Like doctors, they approached birth charts as medical history. That people born with these specific planets in their charts, expressed these symptoms. That with these symptoms, what guidance or prescription can be given to provide relief or a path forward. It is a study of cycles and patterns, not just hunches. And besides, like doctors whose diagnosis can both hit and miss, so do astrologers. Astrology is never the absolute answer nor silver bullet to end all one’s challenges. One does their best based on what they’ve learned, seen and experienced. But not always absolutely know and state as absolute fact with 120% certainty every single time.
There will be times when forecasts, diagnosis, and predictions go wayside, or even fall into the depths of impenetrable mystery. But that is life, nothing handed to us is ever definite all the time.
While there are “manghuhulas” who are indeed gifted psychics, who have the other worldly ability to see beyond, I know with certainty - for now - that I am not one. Should I have any gifts, it is one of sifting through information, seeing these patterns and gleaming an insight and solutions from it, an ability that I’ve applied and been recognized for in my over a decade of work in the corporate world.
Last night, the heat and humidity was broken with a deluge of lightning, thunder and rain. Finally! A reprieve from the clumps of hair sticking to the nape of my neck, from the stains on the back and sleeves of my shirt and the overall weight of mugginess that bore down on our bodies. The ten degree drop, from 100F/38C to 90F/32C, felt like the crisp autumn day, yet we knew the worst is still to come.
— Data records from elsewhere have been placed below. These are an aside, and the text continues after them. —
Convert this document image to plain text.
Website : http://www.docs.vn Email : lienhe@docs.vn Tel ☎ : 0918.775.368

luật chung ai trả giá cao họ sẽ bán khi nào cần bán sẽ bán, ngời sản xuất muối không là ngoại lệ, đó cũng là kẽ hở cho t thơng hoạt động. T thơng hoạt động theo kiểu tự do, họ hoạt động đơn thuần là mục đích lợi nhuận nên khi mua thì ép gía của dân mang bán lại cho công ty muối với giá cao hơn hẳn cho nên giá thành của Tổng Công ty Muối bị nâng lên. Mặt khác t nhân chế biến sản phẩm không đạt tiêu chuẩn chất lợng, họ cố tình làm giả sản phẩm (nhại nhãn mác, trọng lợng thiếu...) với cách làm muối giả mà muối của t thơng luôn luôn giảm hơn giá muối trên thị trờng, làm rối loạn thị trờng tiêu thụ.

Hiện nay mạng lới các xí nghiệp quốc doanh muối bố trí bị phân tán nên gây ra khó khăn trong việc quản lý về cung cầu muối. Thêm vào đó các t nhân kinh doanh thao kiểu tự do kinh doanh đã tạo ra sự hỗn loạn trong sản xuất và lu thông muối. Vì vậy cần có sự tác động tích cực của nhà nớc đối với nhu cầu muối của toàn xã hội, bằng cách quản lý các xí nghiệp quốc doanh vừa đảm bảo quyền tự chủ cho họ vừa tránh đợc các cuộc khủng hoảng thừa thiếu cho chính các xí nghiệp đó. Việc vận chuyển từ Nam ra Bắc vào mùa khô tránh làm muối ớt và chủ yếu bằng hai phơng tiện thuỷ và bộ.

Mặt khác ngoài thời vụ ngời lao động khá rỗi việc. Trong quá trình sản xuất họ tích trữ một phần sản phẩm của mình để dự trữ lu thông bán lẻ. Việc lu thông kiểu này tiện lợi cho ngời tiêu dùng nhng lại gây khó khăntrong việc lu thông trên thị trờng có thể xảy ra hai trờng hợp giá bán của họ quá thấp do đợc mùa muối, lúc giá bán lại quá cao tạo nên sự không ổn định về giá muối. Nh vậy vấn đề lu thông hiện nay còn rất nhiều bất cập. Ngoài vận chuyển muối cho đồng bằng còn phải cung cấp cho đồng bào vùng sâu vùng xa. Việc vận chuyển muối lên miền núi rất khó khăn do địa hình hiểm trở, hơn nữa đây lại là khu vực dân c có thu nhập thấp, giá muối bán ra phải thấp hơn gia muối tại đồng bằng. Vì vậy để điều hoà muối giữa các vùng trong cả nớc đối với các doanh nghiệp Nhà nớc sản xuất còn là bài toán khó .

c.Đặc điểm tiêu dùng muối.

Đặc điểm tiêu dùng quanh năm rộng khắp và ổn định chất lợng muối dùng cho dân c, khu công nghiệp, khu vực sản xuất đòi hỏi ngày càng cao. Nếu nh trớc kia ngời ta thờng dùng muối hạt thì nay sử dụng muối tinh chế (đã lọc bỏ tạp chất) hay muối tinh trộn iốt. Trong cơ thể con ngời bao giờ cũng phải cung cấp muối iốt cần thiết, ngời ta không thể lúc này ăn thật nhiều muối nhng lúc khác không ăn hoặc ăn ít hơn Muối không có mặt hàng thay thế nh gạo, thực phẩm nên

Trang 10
It is a reality of the evolving Texas climate that I needed to simply accept and learn to live with. Spend time outdoors if possible when temperatures are manageable, earlier in the mornings and later at night, or under the shade. Turn on the fans to help circulate the cooler air from the AC. Wear only shorts, skirts, and dresses. Drink lots of water. Stock up on sparkling water (Mineragua is THE BEST!) in the fridge for that extra oomph to welcome me back indoors. And keep the blinds damn shut, especially during peak heat hours (which I learned is from 3-5PM here).
It is also sobering to know that I will need to learn how to accept the designation “manghuhula,” whether I like it or not. That I don’t need to don the same outfits, decorate myself with the same accessories, blow dry and style my hair to reach up towards the heavens, slather on make up, nor even get plastic surgery one day. That maybe the study of the science, application of the logic, the clarity of explanation, and the shining the light of real world insights from it will be more than enough.
What I’m reading:
I must confess that all I’ve been reading are Vedic astrology books.